PreviewsIssue 85, Fall/Winter 2024-25

  • Fur, Fleas, and Flukes

    The Fascinating World of Parasites

    Michael Stock

    Stock examines how parasites can modify mammal behaviour, shape their appearance, determine where they live, and influence how they survive, and he also takes into account the potential impact of environmental changes on the ecological balance between mammals and their parasites.

  • Gay for Pay

    The Blake & Clay Plays

    Curtis Campbell, Daniel Krolik

    Gay for Pay with Blake & Clay portrays two out-of-work gay actors teaching straight men how to play gay roles, hilariously exploring how representation matters. Full of witty and whacky banter, Blake & Clay’s Gay Agenda is a book launch and overview of “a new batch of words to live, laugh, and love by” or “a cheat sheet for the eternal pop quiz that is gay life”: a guide to uniting the gay community.

  • Get That Hope

    Andrea Scott

    A Jamaican Canadian family in Toronto on Jamaican Independence Day deals with a heat wave and deep-seated resentments due to such past and present issues as lost opportunities and a need for personal independence in this emotionally engaging play that is loosely inspired by Eugene O’Neill’s Long Day’s Journey into Night.

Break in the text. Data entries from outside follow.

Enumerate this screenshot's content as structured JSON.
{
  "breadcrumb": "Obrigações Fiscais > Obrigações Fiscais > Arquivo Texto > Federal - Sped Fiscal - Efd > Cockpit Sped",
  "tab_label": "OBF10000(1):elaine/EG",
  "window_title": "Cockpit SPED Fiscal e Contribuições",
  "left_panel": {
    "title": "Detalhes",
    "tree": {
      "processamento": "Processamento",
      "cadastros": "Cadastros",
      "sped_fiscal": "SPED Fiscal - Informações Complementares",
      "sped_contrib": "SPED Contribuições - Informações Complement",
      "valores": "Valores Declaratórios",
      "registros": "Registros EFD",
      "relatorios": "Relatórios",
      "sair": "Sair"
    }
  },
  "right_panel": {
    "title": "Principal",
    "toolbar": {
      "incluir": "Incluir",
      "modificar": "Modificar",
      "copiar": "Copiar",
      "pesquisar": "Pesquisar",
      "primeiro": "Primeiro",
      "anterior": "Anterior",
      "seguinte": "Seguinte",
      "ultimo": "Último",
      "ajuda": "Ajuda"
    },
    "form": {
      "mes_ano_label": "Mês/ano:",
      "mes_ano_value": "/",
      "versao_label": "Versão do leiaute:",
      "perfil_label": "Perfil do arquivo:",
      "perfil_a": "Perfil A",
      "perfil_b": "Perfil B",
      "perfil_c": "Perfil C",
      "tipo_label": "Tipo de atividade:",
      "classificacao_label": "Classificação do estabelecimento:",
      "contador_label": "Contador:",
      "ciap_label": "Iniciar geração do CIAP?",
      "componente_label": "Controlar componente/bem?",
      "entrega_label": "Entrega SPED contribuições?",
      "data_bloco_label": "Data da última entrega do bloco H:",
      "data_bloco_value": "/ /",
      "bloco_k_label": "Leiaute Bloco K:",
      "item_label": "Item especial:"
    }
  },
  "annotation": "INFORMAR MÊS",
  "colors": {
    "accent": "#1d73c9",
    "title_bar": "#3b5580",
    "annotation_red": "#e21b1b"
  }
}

  • Get Your Footprints Out of My Garden

    K. J. Moss

    These clear and candid poems share the speaker’s journey of healing from the trauma of an assault she suffered as a 12-year-old. Moving from directly addressing both the predator and the child the speaker was – and lost and recovered – to poems of healing and living a full life, this collection inspires with its portrayal of courage and resilience.

  • Ghosts of Gastown

    a novel

    Jessica Renwick

    Twelve-year-old Hope and her mother move to the Gastown area of Vancouver to rebuild their lives after a horrible accident and an incident that revealed how Hope can see dead people – including her father. It turns out that Gastown is full of ghosts that only Hope can save, and luckily Oliver, whose parents own the crystal shop below their apartment, knows just enough about spirits and demons to help her.

  • God Flare

    David A. Robertson, Scott B. Henderson (Illustrator), Andrew Thomas (Illustrator)

    In this latest volume of The Reckoner Rises series, Cole, Eva, and their friends prepare for the newest threat from Mihko Laboratories. Brady is undergoing traditional healing ceremonies to overcome the brainwashing of Mihko, Pam is chosen to take the God Flare treatment and gain superpowers, and Lauren has her own source of strength – will this be enough to even the odds against Mikho and their monsters?

  • Got Blood to Give

    Anti-Black Homophobia in Blood Donation

    OmiSoore H. Dryden

    Through storytelling, theorizing, and discourse analysis, this book investigates how racist and homophobic nation-building policies became enshrined in blood donation practices.

  • Grounds for Murder

    A Jeannie Wolfert-Lang Mystery

    Betty Ternier Daniels

    Recently widowed Jeannie is under pressure from her adult children and a pushy real estate agent to sell her beloved farm. When the real estate agent dies in a crash, Jeannie’s problem is not solved, but worsened – it was not an accident, but murder, and Jeannie was the intended target! She and her new off-duty cop friend Derek have to figure out who wants her farm so badly that they will kill her to get it.

  • Groundworld Heroes

    Adrian So

    This debut chapter book by a young Winnipeg author tells an adventurous story set in the world of Soiland, where a diverse society of gophers, aardvarks, badgers, mice, hares, rats, anteaters, rabbits, shrews, moles, and more live in harmony until a human invasion threatens their existence. While the citizens of Soiland evacuate and end up in Puddleland, Benjamin, a junior mole digger, and Conner Meercat are left behind and must confront the humans on their own.

  • Growing up Métis: Stories of Resiliency

    Cort Dogniez, Jade McDougall (Illustrator)

    In linked stories, Dogniez delves into the lives of two of his foremothers, his great-grandmother Josephine Gariepy, and his grandmother Clara Dumont, telling of their marginalization after the 1885 Resistance, with a focus on faith, storytelling, and resilience.